Quite when the ruin started is hard to spot. In 1848, aged 30 and having married a wife with money, he was master of 183 acres at Treefel farm, employing three men servants and three maids. And then the hints come that all was not well. There were too many convivial evenings with the gentry, and suddenly signing the pledge became for him, in the old Welsh way, a seasonal activity. In 1851 he bought three yearling steers at a fair but managed to lose one on the way home. Eh, a steer? He met a neighbour and noted in the diary, 'I received a black eye.' No reason was given, but just two months later he noted blankly that the neighbour, aged 39, had cut his own throat with a razor. The only reflection Jenkins allowed himself was that the suicide was buried to the west of the church steeple.

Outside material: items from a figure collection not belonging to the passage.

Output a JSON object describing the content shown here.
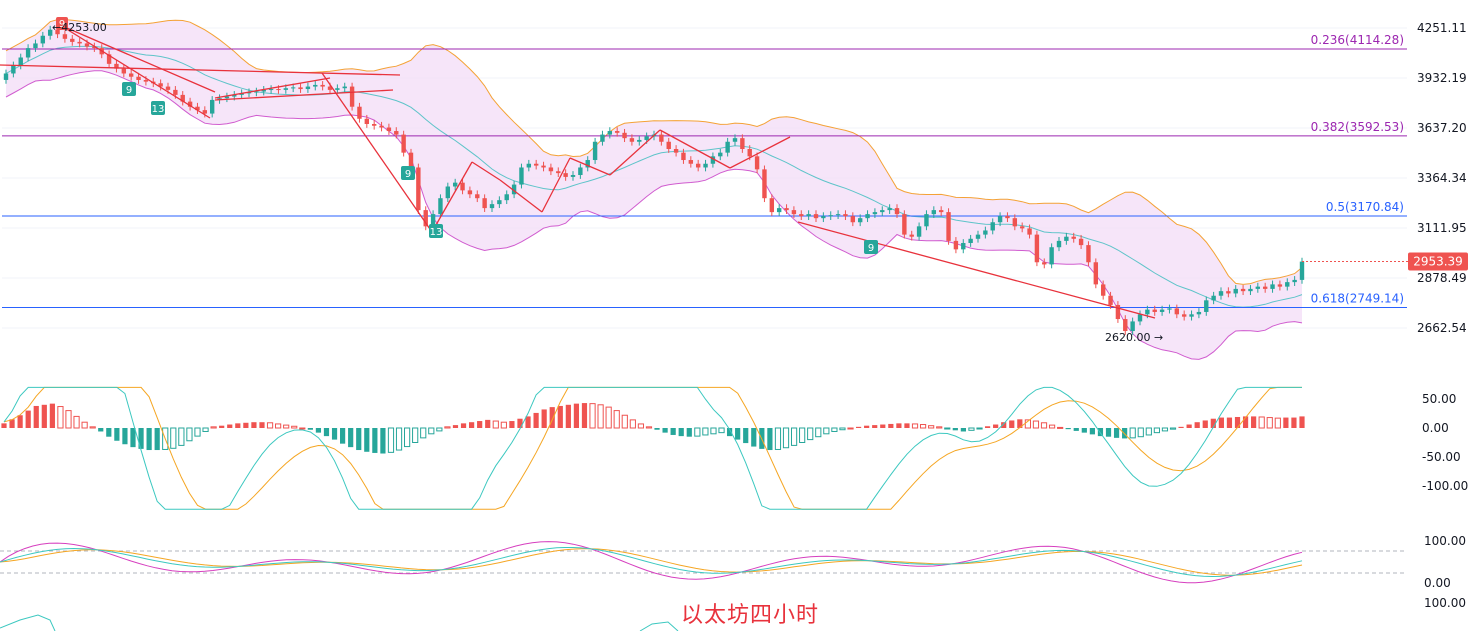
{
  "caption": "以太坊四小时",
  "colors": {
    "bull": "#26a69a",
    "bear": "#ef5350",
    "bb_upper": "#f4a236",
    "bb_mid": "#5ec4c9",
    "bb_fill": "#f3dcf7",
    "fib_purple": "#9c27b0",
    "fib_blue": "#2962ff",
    "trend": "#e8323c",
    "macd_dif": "#3cc8c0",
    "macd_dea": "#f5a623",
    "kdj_k": "#3cc8c0",
    "kdj_d": "#f5a623",
    "kdj_j": "#d63fbf",
    "grid": "#f0f3fa",
    "price_tag": "#ef5350"
  },
  "price_axis": {
    "ticks": [
      "4251.11",
      "3932.19",
      "3637.20",
      "3364.34",
      "3111.95",
      "2878.49",
      "2662.54"
    ],
    "last_price": "2953.39"
  },
  "fib_levels": [
    {
      "label": "0.236(4114.28)",
      "price": 4114.28,
      "color": "purple"
    },
    {
      "label": "0.382(3592.53)",
      "price": 3592.53,
      "color": "purple"
    },
    {
      "label": "0.5(3170.84)",
      "price": 3170.84,
      "color": "blue"
    },
    {
      "label": "0.618(2749.14)",
      "price": 2749.14,
      "color": "blue"
    }
  ],
  "annotations": {
    "high_label": "4253.00",
    "low_label": "2620.00",
    "td_counts": [
      "9",
      "9",
      "13",
      "9",
      "13",
      "9"
    ]
  },
  "macd_axis": {
    "ticks": [
      "50.00",
      "0.00",
      "-50.00",
      "-100.00"
    ]
  },
  "kdj_axis": {
    "ticks": [
      "100.00",
      "0.00",
      "100.00"
    ]
  },
  "chart_data": [
    {
      "type": "candlestick",
      "title": "",
      "y_scale": "log",
      "ylim": [
        2600,
        4300
      ],
      "high": 4253.0,
      "low": 2620.0,
      "last": 2953.39,
      "indicators": [
        "Bollinger Bands",
        "Fibonacci retracement",
        "TD Sequential"
      ],
      "closes": [
        3960,
        4010,
        4060,
        4120,
        4150,
        4200,
        4240,
        4210,
        4180,
        4160,
        4150,
        4130,
        4120,
        4080,
        4020,
        3990,
        3960,
        3940,
        3920,
        3910,
        3900,
        3880,
        3860,
        3830,
        3790,
        3760,
        3740,
        3720,
        3800,
        3810,
        3820,
        3830,
        3840,
        3845,
        3850,
        3860,
        3865,
        3860,
        3870,
        3875,
        3865,
        3880,
        3890,
        3880,
        3860,
        3870,
        3880,
        3760,
        3690,
        3660,
        3650,
        3640,
        3620,
        3600,
        3500,
        3420,
        3200,
        3120,
        3180,
        3260,
        3320,
        3340,
        3300,
        3280,
        3260,
        3210,
        3230,
        3250,
        3280,
        3330,
        3420,
        3440,
        3430,
        3420,
        3400,
        3390,
        3370,
        3380,
        3420,
        3460,
        3560,
        3600,
        3620,
        3610,
        3580,
        3560,
        3570,
        3590,
        3600,
        3560,
        3520,
        3500,
        3460,
        3440,
        3420,
        3440,
        3480,
        3500,
        3560,
        3580,
        3520,
        3480,
        3410,
        3260,
        3190,
        3210,
        3200,
        3180,
        3170,
        3180,
        3160,
        3170,
        3175,
        3180,
        3170,
        3140,
        3160,
        3180,
        3190,
        3200,
        3210,
        3180,
        3080,
        3070,
        3120,
        3180,
        3200,
        3190,
        3050,
        3010,
        3040,
        3060,
        3080,
        3100,
        3140,
        3170,
        3160,
        3120,
        3110,
        3080,
        2950,
        2940,
        3020,
        3050,
        3070,
        3060,
        3030,
        2950,
        2850,
        2800,
        2760,
        2700,
        2650,
        2690,
        2720,
        2740,
        2730,
        2740,
        2745,
        2720,
        2710,
        2720,
        2730,
        2780,
        2800,
        2820,
        2810,
        2830,
        2820,
        2830,
        2840,
        2830,
        2850,
        2840,
        2860,
        2870,
        2953
      ]
    },
    {
      "type": "bar",
      "name": "MACD",
      "ylim": [
        -150,
        75
      ],
      "histogram": [
        8,
        15,
        22,
        30,
        38,
        40,
        42,
        37,
        30,
        20,
        10,
        2,
        -6,
        -15,
        -22,
        -28,
        -33,
        -36,
        -38,
        -38,
        -37,
        -35,
        -30,
        -22,
        -14,
        -6,
        2,
        4,
        6,
        8,
        9,
        10,
        10,
        9,
        7,
        5,
        3,
        0,
        -3,
        -8,
        -14,
        -20,
        -27,
        -33,
        -38,
        -41,
        -43,
        -44,
        -42,
        -38,
        -32,
        -25,
        -17,
        -10,
        -5,
        2,
        5,
        8,
        10,
        12,
        14,
        12,
        10,
        12,
        16,
        20,
        26,
        32,
        36,
        38,
        40,
        42,
        43,
        42,
        40,
        36,
        30,
        22,
        14,
        7,
        2,
        -3,
        -8,
        -12,
        -14,
        -15,
        -14,
        -12,
        -10,
        -8,
        -14,
        -20,
        -26,
        -32,
        -36,
        -38,
        -37,
        -34,
        -30,
        -25,
        -20,
        -15,
        -10,
        -6,
        -3,
        0,
        2,
        4,
        5,
        6,
        7,
        8,
        8,
        7,
        6,
        4,
        2,
        -1,
        -4,
        -6,
        -4,
        -1,
        3,
        6,
        10,
        13,
        15,
        14,
        12,
        9,
        5,
        1,
        -2,
        -5,
        -8,
        -11,
        -14,
        -15,
        -17,
        -18,
        -17,
        -15,
        -12,
        -8,
        -5,
        -2,
        2,
        6,
        10,
        13,
        16,
        18,
        18,
        19,
        20,
        20,
        19,
        18,
        17,
        18,
        18,
        20
      ]
    },
    {
      "type": "line",
      "name": "KDJ",
      "ylim": [
        -20,
        110
      ],
      "note": "K, D, J oscillators"
    }
  ]
}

There were other suicides. His brotherin-law, the day before he was to be married, drowned himself in two feet of water, 'a daring suicide' according to Jenkins, He left a letter for his parents in which he helpfully explained that he did not expect to live long if he married, so he tied a 321b weight to himself and specified the text for the sermon at his funeral. Religion and sex are always lurking somewhere in 19th-century west Wales. And disease.

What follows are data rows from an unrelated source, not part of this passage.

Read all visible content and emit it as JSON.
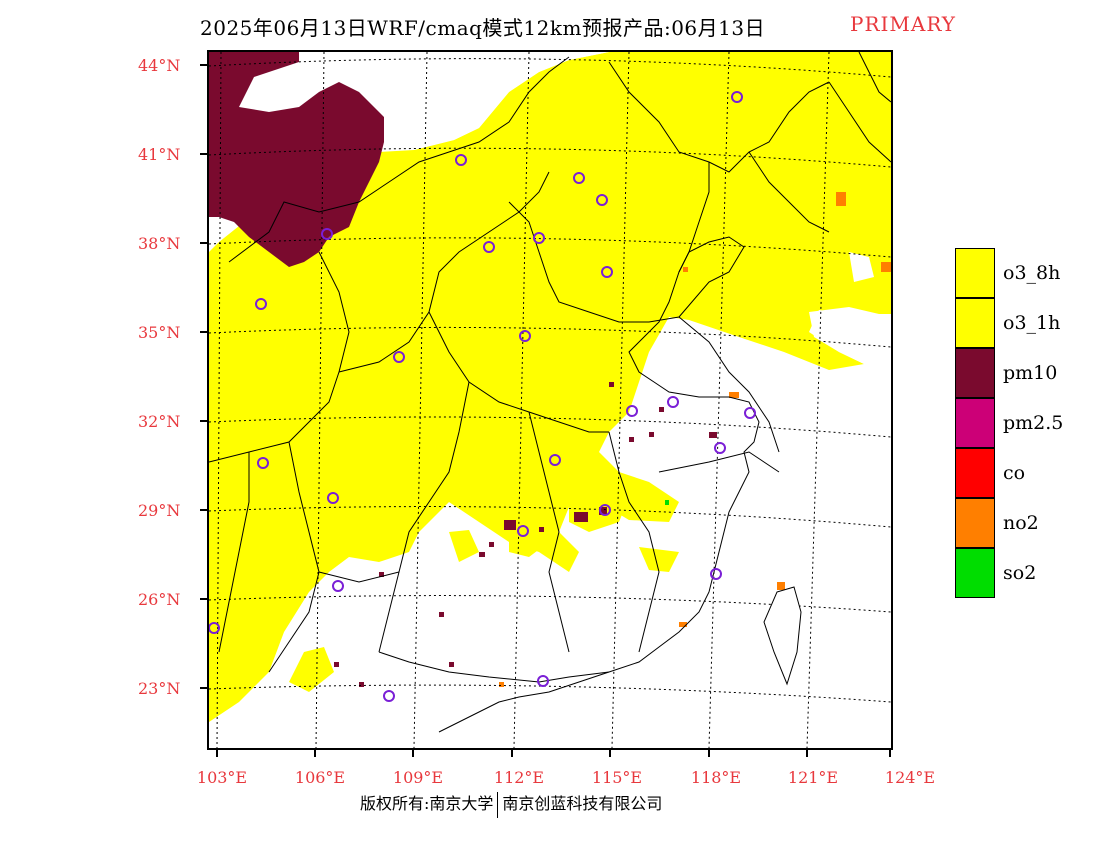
{
  "header": {
    "title": "2025年06月13日WRF/cmaq模式12km预报产品:06月13日",
    "tag": "PRIMARY"
  },
  "axes": {
    "lat_labels": [
      "44°N",
      "41°N",
      "38°N",
      "35°N",
      "32°N",
      "29°N",
      "26°N",
      "23°N"
    ],
    "lon_labels": [
      "103°E",
      "106°E",
      "109°E",
      "112°E",
      "115°E",
      "118°E",
      "121°E",
      "124°E"
    ]
  },
  "legend": {
    "items": [
      {
        "label": "o3_8h",
        "color": "#ffff00"
      },
      {
        "label": "o3_1h",
        "color": "#ffff00"
      },
      {
        "label": "pm10",
        "color": "#7a0a2e"
      },
      {
        "label": "pm2.5",
        "color": "#cc0077"
      },
      {
        "label": "co",
        "color": "#ff0000"
      },
      {
        "label": "no2",
        "color": "#ff7f00"
      },
      {
        "label": "so2",
        "color": "#00dd00"
      }
    ]
  },
  "footer": {
    "left": "版权所有:南京大学",
    "right": "南京创蓝科技有限公司"
  },
  "colors": {
    "axis_label": "#e8383d",
    "o3": "#ffff00",
    "pm10": "#7a0a2e",
    "no2": "#ff7f00",
    "station_marker": "#7a1fd6"
  }
}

TB carried off whole families. inspiring the bleak rhyme:

The cottage homes of Gwalia, How dreadfully they smell, With phthisis in the thatched roof And sewage in the well.

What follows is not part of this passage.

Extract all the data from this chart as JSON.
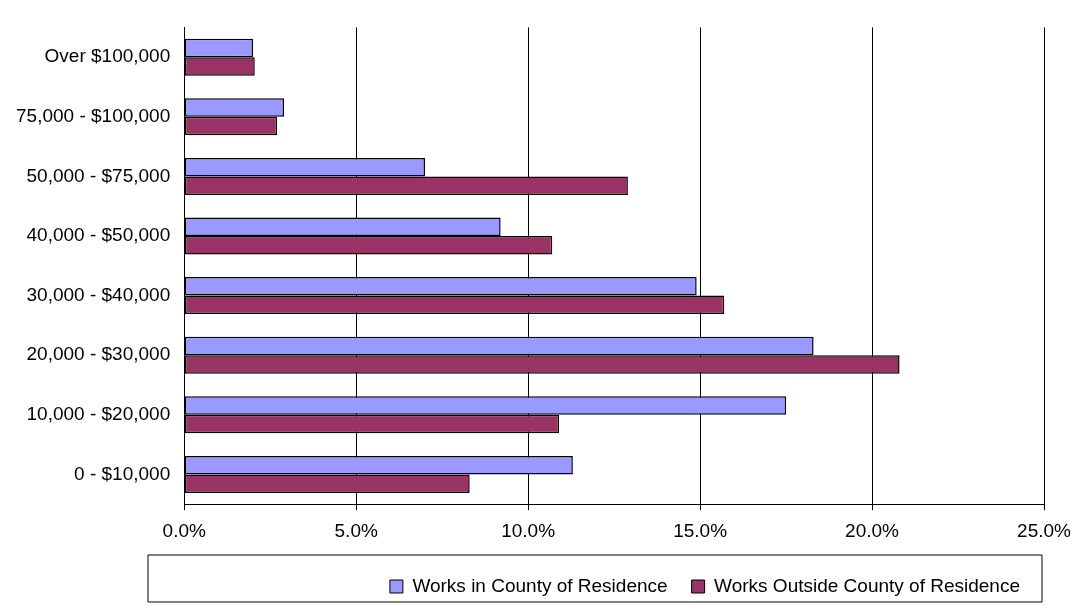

Jenkins lived in a time of great change, straddling the world of mail coaches and that of the railway, which when it came reduced the two months it had taken the great cattle droves to get to England to a single day. Some of these changes he noticed.

Meanwhile the boozing continued, as a consequence of which Jenkins repaired to a spa, drinking 36 pints of water the first day, with gives you an idea of the man's customary intake. Later he stepped this up to almost six gallons. The actor Anthony Andrews had visions on a fraction of this amount, but all Jenkins records is that it left him with a sore side. The fact that the spa water was a potent laxative seems to have passed him by.

And then the attack. In 1868 he was dragged from bed 'by those who ought to respect me in every sense'. His wife, eldest son, two daughters and the maid tried to strangle him, then beat him up, according to him, for two hours, in the course of which his breastbone was fractured, three ribs broken, and his testicles crushed. am undone all over my body,' he recorded, but the only reason he gave for this attack was that all the attackers were demons.

There is a lot of black comedy in this book as the reader slowly becomes aware of what sort of man Jenkins was. A novel would have him coming back from his 25 years in Australia a wealthy and a changed man, but not a bit of it. Though teetotal for all that time, he returned broke and immediately resumed his ruin in the pubs of Tregaron. And his wife, who had been left to run the farm and bring up their children alone, took him in. Surviving him by 21 years to die aged 91, she is the real heroine of this narrative, yet is not allowed to speak once in the course of Nogood Boyo's diaries.

Bethan Phillips has produced what has to be the strangest book I have ever read.